Громкий, ритмичный хлопок, когда их тела встретились прогремел в воздухе. Она откинулась головой на его плечо и одной рукой обхватила грудь, ущипнув и потянув за сосок. Другой рукой она потянулась между ног, чтобы почувствовать, как он поршнем вонзается в неё.
— Бл*дь, детка! — прохрипел он ей в ухо. — Бл*дь, ощущаешься так хорошо.
— Заткнись и заставь меня кончить.
— Я заставлю тебя кончать, пока у тебя не станет всё слишком сильно болеть для того, чтобы ехать верхом. Так или иначе, ты останешься со мной.
И чтобы подчеркнуть это утверждение, он немного сдвинул их набок, дав её телу опереться на него, заключая в объятья. Он едва ли нарушил свой ритм или натиск, а затем его рука оказалась под её — на клиторе, и она была готова.
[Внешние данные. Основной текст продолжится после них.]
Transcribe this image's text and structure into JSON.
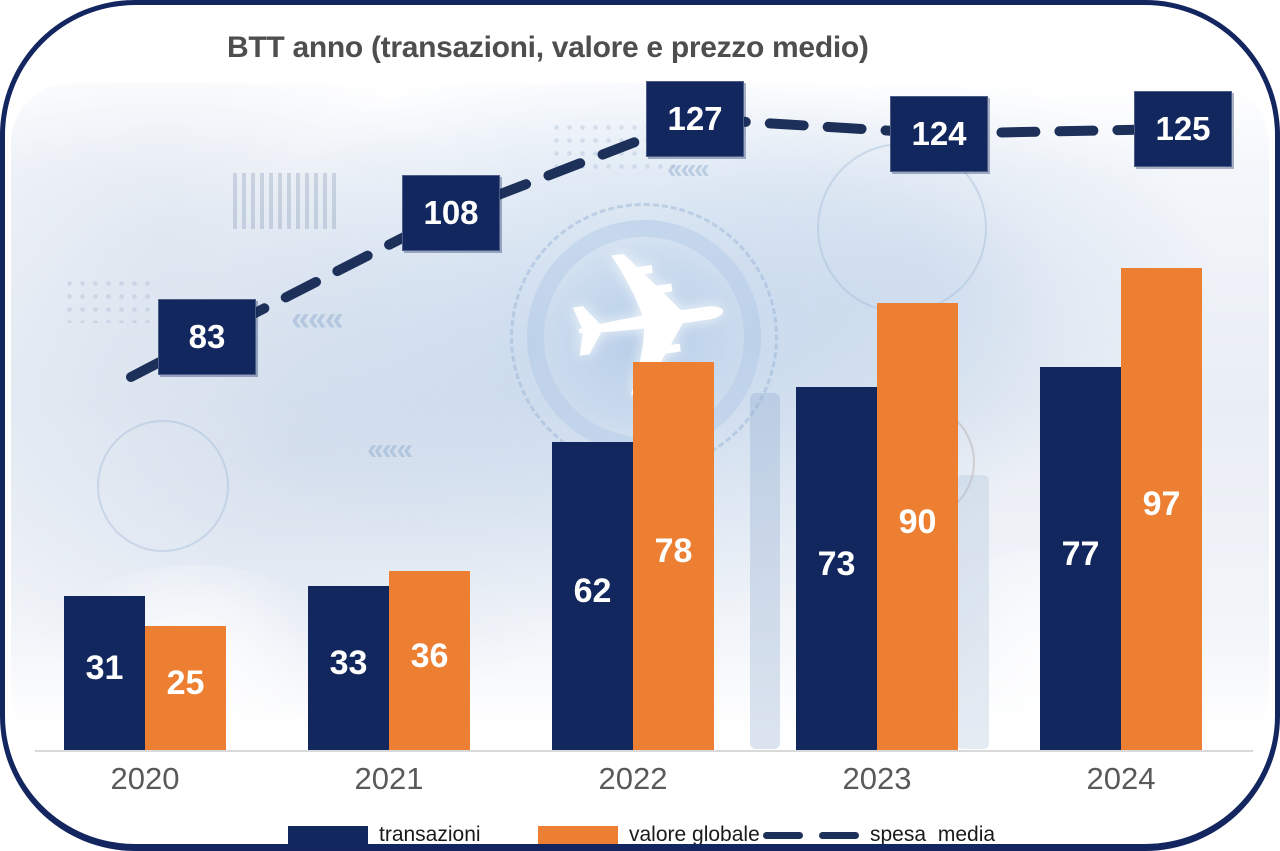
{
  "title": {
    "text": "BTT anno (transazioni, valore e prezzo medio)"
  },
  "chart_data": {
    "type": "bar",
    "subtype": "grouped-bars-with-dashed-line",
    "title": "BTT anno (transazioni, valore e prezzo medio)",
    "categories": [
      "2020",
      "2021",
      "2022",
      "2023",
      "2024"
    ],
    "series": [
      {
        "name": "transazioni",
        "type": "bar",
        "color": "#13275f",
        "values": [
          31,
          33,
          62,
          73,
          77
        ]
      },
      {
        "name": "valore globale",
        "type": "bar",
        "color": "#ec7f31",
        "values": [
          25,
          36,
          78,
          90,
          97
        ]
      },
      {
        "name": "spesa media",
        "type": "line",
        "style": "dashed",
        "color": "#1d3059",
        "values": [
          83,
          108,
          127,
          124,
          125
        ],
        "label_style": "navy-box-white-text"
      }
    ],
    "xlabel": "",
    "ylabel": "",
    "ylim": [
      0,
      140
    ],
    "grid": false,
    "value_labels": "inside-bars-white-bold",
    "legend_position": "bottom",
    "background": "digital travel-tech collage with white airplane in circular ring"
  },
  "legend": {
    "items": [
      {
        "label": "transazioni",
        "swatch": "rect",
        "color": "#13275f"
      },
      {
        "label": "valore globale",
        "swatch": "rect",
        "color": "#ec7f31"
      },
      {
        "label": "spesa media",
        "swatch": "dashes",
        "color": "#1d3059"
      }
    ]
  },
  "colors": {
    "border": "#14265f",
    "bar_navy": "#13275f",
    "bar_orange": "#ec7f31",
    "line_navy": "#1d3059",
    "title_gray": "#4e4e4e",
    "axis_gray": "#d9d9d9",
    "year_label_gray": "#5a5a5a"
  },
  "icons": {
    "airplane": "✈"
  }
}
Его шершавые как наждачная бумага пальцы на клиторе, её рука на его, его вбивающийся в неё член, его тяжелое дыхание в её ухо, ощущение его сильного тела, поддерживающего её, — всё это атаковало её одновременно и отправило за край. Она резко изогнулась дугой, её спина полностью потеряла контакт с его грудью, и Пилар кончала, пока у нее не разболелась голова.
До того как она полностью кончила, комната резко закружилась, когда Коннор быстро переместил её, скидывая на кровать и нависая над ней, прижимая ноги к её груди. А затем он снова оказался внутри неё, стоя на коленях возле её задницы, его грудь прижималась к её голеням, а руки обхватывали талию. Она была крепко прижата к кровати под давлением половины его тела, обрушивающегося на её сердцевину, пока он вколачивался в неё, а его руки врезались в её плоть.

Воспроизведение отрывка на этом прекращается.